Nixon, at the Core of the Conservative Id

After the Pentagon Papers case before the Supreme Court, President Nixon got on the phone to commiserate with his pal J. Edgar Hoover.  Nixon called the decision “unbelievable,” and “stinking,” called the justices “clowns,” and said “I tell you I hope I outlive the bastards.”  They then discussed the grand conspiracy involving the press and Daniel Ellsberg, providing Nixon with an opportunity to foreshadow the Watergate scandal, and to describe Katherine Graham as “a terrible old bag.”

Conservatives just don’t get the rule of law, do they?  You’re either fer ’em or agin’ ’em, and the rule of law is just one more inconvenient hurdle to be overcome.

Maybe President Bush isn’t much of an outlier in American conservatism.  It’s about identifying enemies, hating them, and never reexamining your reasons for doing what you’re doing, much less what their actual impact is on the real world.  If you challenge your assumptions, the terrorists/liberals/communists will have won.

And in their psychological fragility, they believe that changing their minds in the face of new evidence or experience is an admission of weakness, inviting attacks.

But Vietnam’s fall didn’t validate the domino theory, because democracy and capitalism are better than communism.

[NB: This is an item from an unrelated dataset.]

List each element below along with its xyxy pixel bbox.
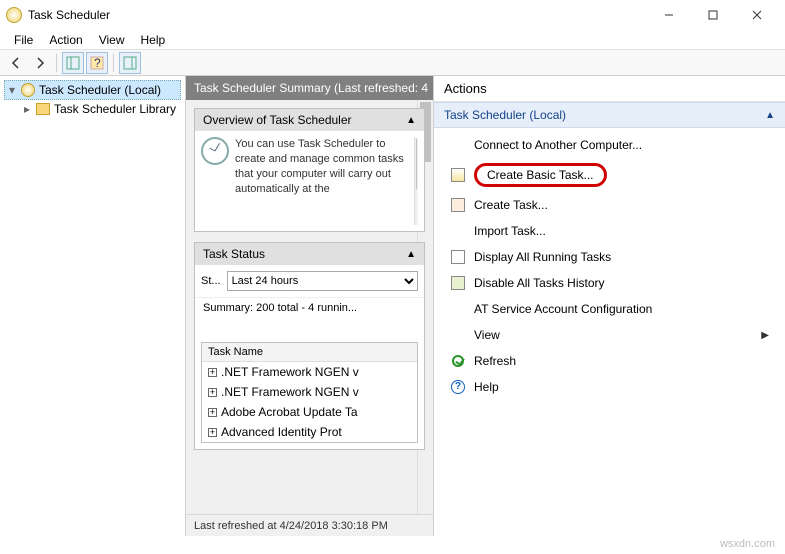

And we’re not fighting terrorists over there so we don’t have to fight us here— they’re still trying to hit us here, we’re just creating and training new legions of them over there. Democratic capitalism is quite a bit better than fundamentalist Islamic terrorism, too.

Can’t we have a little faith in the principles we’re built on, such as the rule of law, and stop going off on these amoral tangents that tend to discredit those very principles?